Here’s the thing—and maybe you’ll find this comforting or maybe you’ll find it frightening. There are a lot of you out there.
Rage seems to be all the rage lately. Look around; it’s not difficult to conclude that the world is getting angrier and angrier. Our politics are angry, dominated by Bush-haters and Clinton-haters and even Nader-haters. Our popular music is angry, spiked with misogynistic rants and paranoid fantasies. Our highways run like rivers of anger. As Peter Wood points out in his book A Bee in the Mouth: Anger in America Now (Encounter, 2007), automakers are even making angrier-looking cars, with grills that seem to snarl at whatever gets in their way.
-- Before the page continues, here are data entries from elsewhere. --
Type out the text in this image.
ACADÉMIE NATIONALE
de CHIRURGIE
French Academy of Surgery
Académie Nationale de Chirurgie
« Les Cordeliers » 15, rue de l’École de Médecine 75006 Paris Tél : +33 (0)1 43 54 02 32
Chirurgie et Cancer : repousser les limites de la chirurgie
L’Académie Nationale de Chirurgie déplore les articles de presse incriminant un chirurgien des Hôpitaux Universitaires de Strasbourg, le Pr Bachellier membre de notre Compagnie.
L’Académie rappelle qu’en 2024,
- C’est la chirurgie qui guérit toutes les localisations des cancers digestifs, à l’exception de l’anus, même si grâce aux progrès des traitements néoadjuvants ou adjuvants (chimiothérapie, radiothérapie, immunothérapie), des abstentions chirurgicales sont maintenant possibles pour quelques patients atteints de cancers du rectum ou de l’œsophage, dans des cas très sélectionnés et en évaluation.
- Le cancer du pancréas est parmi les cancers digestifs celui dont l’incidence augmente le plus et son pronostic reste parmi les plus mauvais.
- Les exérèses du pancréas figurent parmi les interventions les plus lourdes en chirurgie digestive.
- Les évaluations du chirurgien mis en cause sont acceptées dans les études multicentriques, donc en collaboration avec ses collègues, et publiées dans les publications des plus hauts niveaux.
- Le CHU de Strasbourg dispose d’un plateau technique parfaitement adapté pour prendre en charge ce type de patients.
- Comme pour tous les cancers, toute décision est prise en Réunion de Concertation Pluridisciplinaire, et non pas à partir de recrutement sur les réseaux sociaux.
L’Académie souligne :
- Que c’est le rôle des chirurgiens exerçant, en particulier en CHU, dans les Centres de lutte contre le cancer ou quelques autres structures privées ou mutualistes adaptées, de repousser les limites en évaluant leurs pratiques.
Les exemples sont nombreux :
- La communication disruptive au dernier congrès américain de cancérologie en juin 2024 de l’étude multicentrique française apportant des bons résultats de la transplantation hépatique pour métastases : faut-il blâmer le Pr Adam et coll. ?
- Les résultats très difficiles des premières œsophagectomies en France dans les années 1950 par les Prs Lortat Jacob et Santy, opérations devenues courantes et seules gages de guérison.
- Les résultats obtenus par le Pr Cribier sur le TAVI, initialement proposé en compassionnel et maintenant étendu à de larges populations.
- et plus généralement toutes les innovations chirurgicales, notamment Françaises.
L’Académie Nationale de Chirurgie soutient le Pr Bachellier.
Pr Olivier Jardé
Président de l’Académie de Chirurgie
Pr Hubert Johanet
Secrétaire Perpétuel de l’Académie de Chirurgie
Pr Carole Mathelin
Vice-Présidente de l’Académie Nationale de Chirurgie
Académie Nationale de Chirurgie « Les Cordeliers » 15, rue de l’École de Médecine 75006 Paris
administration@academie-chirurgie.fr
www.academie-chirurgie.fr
Are we really that angry? It’s not an easy question to answer. There simply aren’t a lot of practical ways to measure how pissed off people are. Judging by the space on the nation’s bookshelves taken up by books about anger, we seem to be living in a golden age of Wrath Lit. You can find books about the perils of anger, books about how anger can work for you, and books that relate personal battles with rage.